Joined by his intelligence team, Lokodo pounced on the performer and her producer, Didi Mugisha, in October in their studio in Makindye, Kampala.

Facing a fine and/or jail
Mugisha (28) and Kansiime (20) were arrested and charged with “wilfully and unlawfully producing, trafficking, importing, exporting, selling and abetting pornography”, the first two people to be indicted under the new antiporn law.

Kansiime pleaded not guilty and faces a fine, up to 10 years in jail, or both.

Her co-accused pleaded guilty and was fined 200?000 Ugandan shillings (R837) to avoid a year in jail, after telling a magistrate he didn’t realise he’d broken the law. Mugisha has since gone underground, says Semakadde.

Nkulinze has shocked many in East Africa. “Two things happen when you watch Panadol in action; you get a headache and your name is struck off the list in heaven,” one review said.

Semakadde insists there has been a violation of Kansiime’s “right to freedom of expression, the right to express oneself, erotically or otherwise”, and says they may challenge her indictment in court.

“Erotic art is not necessarily obscene. It may be indecent, it may be unsavoury, it may be controversial for some, but it’s a forum for expression,” says the lawyer.

Legally, Semakadde says, there is no need for the Antipornography Act, which five non-governmental organisations and four women’s rights activists are challenging separately in Uganda’s constitutional court.

But, like the Antihomosexuality Act – enacted in February and declared null and void by the constitutional court in August – the antiporn law diverts citizens away from demanding better infrastructure and social services, Semakadde says.

“[Politicians] mobilise on these emotional and sentimental grounds,” says Semakadde.

In Uganda, pornography is everywhere, he adds. “[It’s] in the papers. Tonight I can take you and you can enjoy erotic productions in about seven places in Kampala.

“But [the authorities] aren’t touching them. Lokodo and all these other moralists like to pick on the most vulnerable.”

Further arrests
Lokodo has vowed there will be further arrests under the antiporn law. Earlier this week he told the M&G he and his “special inspection team” had been “out in the field” searching for “some American guys” who were organising a concert with locals in Uganda.

“We shall deport them, no kidding about that,” said the minister.

Lokodo said children were at risk of being “hurt” by “pornographic” material, and material “guiding” people “towards sexual appetite” would be targeted.
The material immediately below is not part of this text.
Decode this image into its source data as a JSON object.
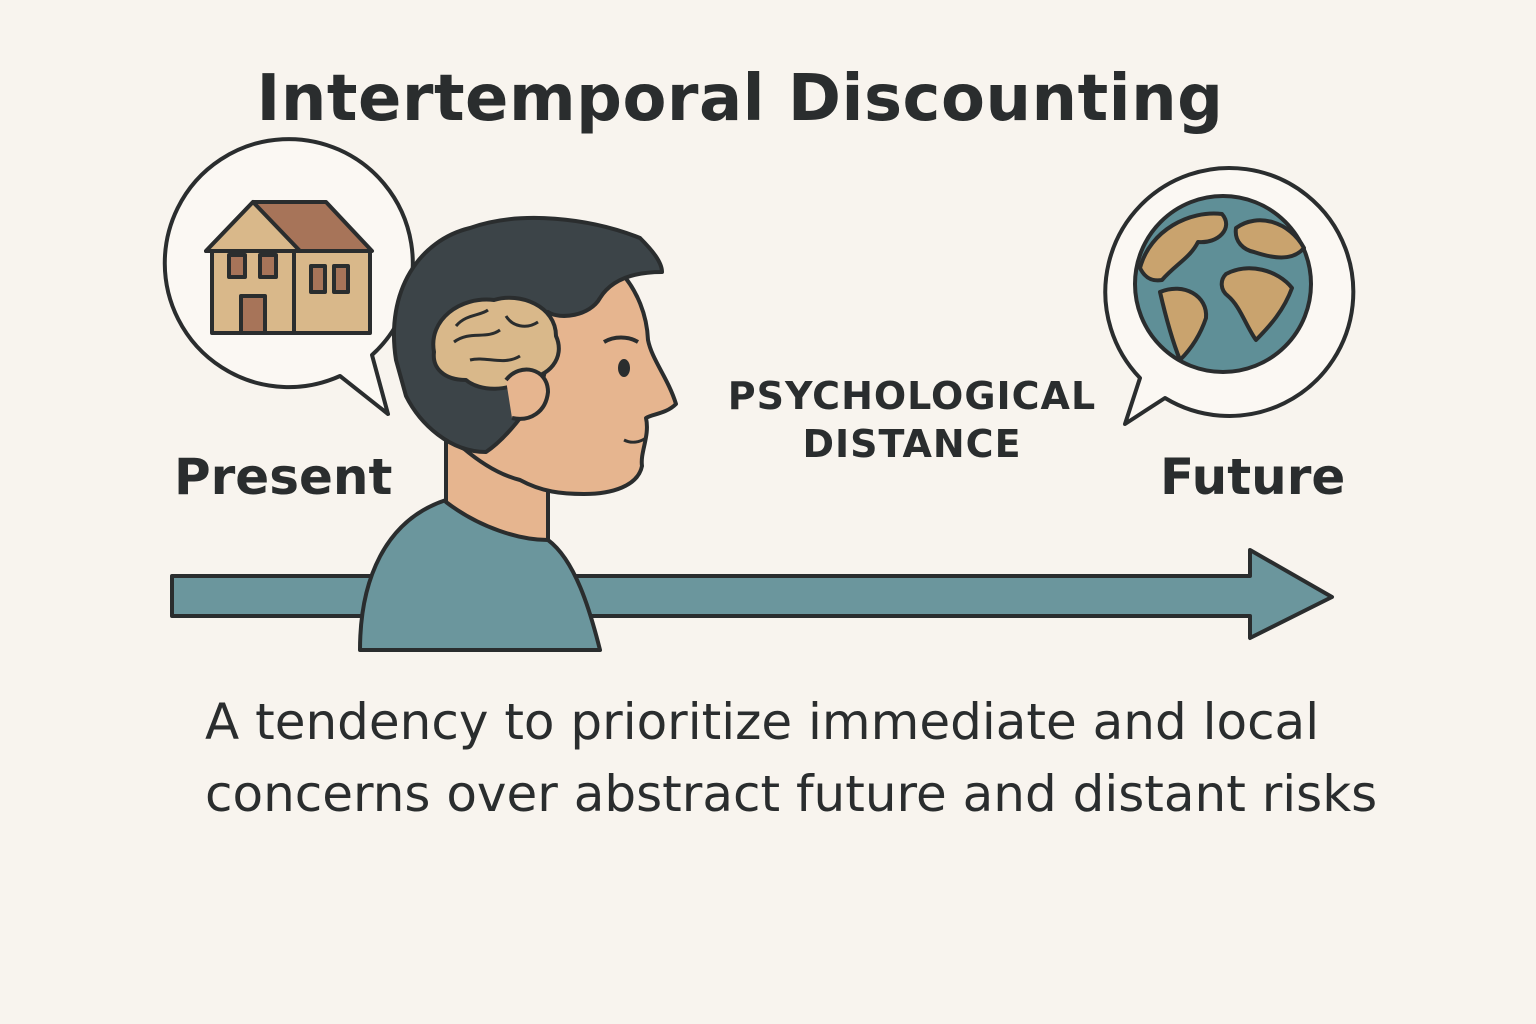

Like the antigay law – which MPs are vowing to reintroduce in Parliament before Christmas – the antiporn law is being used to harass, intimidate and extract revenge.

Mugisha maintains a rival musician is behind his and Kansiime’s arrest.

While Kansiime, relatively unknown until the scandal, fights for her right to express herself, a more famous Ugandan performer is dealing with the backlash after becoming a victim of revenge porn.

Desire Luzinda, also represented by Semakadde, faces more police questioning after naked photos of her were leaked online, allegedly by her jilted former lover.

“The public was very harsh the first few weeks,” Luzinda (30) told the M&G, adding she had been branded “a curse” and “a shame”, but had also received some support.

She went into hiding as Lokodo called for her arrest, but gave herself up to police to minimise the “torture”.

Luzinda says she has been affected commercially, with a local Muslim leader intervening to stop a planned performance.

Out on bail ahead of her trial, due to begin on January 29, Kansiime is trying to scrape by financially with gigs as a backup singer and dancer.

She is most concerned about being slapped with a “very huge fine” or jailed “to bring back all this misery”.

Then there’s the fear that she’ll “have to change and perform differently” if the antiporn law remains on the books.

Kansiime has given up the hope of being a big star in Uganda, saying it’s “impossible” and says she may have to go overseas to make it big time.

But first she needs to defeat her country’s moral crusaders.

“I cannot be ostracised and treated like this. It’s just wrong,” says Kansiime.

A previous version of this article erroneously stated that the Antihomosexuality Act was introduced in February, when in fact is was enacted in February. The error occurred during the editing process.